Swedish writer and photographer

Hedvig (Hedda) Sofia Ekman née Richert (3 July 1860 – 22 January 1929) was a Swedish writer and photographer. Married to the Swedish businessman and politician Johan Emilson Ekman, she is remembered for her detailed four-volume chronicle of the Ekman family depicting life at the turn of the 20th century. Hedda Ekman is also recognized as a highly competent photographer.

==Biography==
Born in Gothenburg on 3 July 1860, Hedvig Sofia Richert was the daughter of Colonel Josel Gabriel Richert (1828–1895) and his wife Hedvig Magdalena née Netzel. In 1881, she married the businessman Johan Emilson Ekman (1854–1919) with whom she had six children.

After her marriage, she embarked on a detailed chronicle of the Ekman family titled Familjen Johan Ekmans Krönika published in four parts (1914, 1918–1923 and posthumously in 1979) She also wrote an account of her childhood among the prosperous citizens of Gothenburg which is stored in the city's National Resource Library for Gender Studies.
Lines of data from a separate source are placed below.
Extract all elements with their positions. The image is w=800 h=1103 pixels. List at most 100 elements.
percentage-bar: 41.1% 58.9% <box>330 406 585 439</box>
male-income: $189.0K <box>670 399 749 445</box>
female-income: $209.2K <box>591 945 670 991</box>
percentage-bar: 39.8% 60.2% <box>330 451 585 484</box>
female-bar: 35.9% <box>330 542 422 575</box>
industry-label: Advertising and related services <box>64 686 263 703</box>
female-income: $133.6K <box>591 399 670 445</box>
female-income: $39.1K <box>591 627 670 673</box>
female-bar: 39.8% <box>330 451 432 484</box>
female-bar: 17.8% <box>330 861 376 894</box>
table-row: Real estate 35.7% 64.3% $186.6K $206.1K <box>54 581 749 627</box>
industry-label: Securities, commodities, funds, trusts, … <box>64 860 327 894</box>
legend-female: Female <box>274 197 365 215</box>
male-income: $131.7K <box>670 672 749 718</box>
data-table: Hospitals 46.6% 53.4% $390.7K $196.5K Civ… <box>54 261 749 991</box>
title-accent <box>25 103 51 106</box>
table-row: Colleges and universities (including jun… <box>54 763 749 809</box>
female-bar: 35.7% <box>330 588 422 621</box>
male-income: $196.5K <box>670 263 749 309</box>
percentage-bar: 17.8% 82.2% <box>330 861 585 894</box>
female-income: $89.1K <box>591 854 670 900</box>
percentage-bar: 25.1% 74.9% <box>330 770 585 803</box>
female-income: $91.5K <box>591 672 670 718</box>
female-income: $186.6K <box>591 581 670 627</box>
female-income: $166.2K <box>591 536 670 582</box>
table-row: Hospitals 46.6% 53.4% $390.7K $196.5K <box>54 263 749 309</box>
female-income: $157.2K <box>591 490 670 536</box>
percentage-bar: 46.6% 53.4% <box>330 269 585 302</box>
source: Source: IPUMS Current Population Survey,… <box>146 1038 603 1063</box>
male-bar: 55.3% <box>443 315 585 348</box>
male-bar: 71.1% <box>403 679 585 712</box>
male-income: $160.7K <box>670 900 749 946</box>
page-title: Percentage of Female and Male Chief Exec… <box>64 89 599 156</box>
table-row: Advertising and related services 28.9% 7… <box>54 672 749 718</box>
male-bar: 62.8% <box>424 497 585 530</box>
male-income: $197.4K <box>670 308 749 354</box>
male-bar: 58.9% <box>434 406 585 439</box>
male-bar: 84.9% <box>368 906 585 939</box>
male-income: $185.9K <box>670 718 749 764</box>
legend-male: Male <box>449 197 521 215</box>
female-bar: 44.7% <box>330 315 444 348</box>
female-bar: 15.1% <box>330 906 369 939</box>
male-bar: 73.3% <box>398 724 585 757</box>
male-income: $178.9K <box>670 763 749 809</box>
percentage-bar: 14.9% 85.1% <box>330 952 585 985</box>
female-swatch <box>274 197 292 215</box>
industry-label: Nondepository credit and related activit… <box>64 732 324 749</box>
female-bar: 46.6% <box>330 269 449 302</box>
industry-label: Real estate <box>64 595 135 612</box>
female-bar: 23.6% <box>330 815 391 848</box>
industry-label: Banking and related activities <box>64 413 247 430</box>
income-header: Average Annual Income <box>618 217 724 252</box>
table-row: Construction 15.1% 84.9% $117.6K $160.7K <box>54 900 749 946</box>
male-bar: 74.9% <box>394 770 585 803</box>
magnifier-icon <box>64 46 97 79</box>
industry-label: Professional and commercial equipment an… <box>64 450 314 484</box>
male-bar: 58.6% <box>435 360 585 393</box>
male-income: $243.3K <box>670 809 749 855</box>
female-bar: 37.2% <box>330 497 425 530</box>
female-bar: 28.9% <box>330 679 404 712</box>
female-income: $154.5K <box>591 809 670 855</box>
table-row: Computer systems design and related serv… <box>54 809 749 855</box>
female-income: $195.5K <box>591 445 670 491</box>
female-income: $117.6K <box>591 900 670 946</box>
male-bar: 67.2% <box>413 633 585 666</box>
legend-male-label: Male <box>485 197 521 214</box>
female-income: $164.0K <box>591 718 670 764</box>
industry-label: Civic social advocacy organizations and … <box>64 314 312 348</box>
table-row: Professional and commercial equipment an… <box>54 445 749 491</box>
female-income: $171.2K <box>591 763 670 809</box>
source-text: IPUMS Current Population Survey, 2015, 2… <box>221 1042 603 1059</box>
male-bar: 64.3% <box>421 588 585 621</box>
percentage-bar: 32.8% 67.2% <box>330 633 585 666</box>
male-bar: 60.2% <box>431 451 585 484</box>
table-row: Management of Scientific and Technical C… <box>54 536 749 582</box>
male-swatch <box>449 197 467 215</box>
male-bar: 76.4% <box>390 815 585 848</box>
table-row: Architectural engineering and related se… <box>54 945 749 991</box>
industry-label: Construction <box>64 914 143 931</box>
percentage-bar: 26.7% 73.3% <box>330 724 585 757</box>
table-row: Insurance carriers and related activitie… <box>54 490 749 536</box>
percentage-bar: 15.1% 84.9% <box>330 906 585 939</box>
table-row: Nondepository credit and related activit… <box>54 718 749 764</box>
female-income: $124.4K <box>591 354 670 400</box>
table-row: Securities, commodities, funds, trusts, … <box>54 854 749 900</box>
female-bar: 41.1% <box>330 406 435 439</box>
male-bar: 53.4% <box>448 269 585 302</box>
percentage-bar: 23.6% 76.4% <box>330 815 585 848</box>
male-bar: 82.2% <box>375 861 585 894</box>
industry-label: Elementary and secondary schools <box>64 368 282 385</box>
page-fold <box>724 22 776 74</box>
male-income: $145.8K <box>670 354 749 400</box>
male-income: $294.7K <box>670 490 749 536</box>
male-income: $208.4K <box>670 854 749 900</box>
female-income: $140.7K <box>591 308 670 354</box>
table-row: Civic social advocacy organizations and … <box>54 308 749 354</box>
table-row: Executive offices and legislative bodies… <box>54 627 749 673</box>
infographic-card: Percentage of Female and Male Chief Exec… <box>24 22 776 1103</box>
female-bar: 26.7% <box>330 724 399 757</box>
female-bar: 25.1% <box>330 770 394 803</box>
As a photographer, in additional to portraits of the Ekman family, she took images of the countryside, fisherman and fishing boats. From 1894, she used tripods and glass plates to capture scenes of the Gothenburg archipelago as she and her family spent their summer in a villa on the island of Styrsö. She used many of her photographs to create albums tracing the lives of members of the Swedish upper class as well as for her chronicles of the Ekman family. She also photographed in London and in the English countryside.

Hedvig Sofia Ekman died in Gothenburg on 22 January 1929.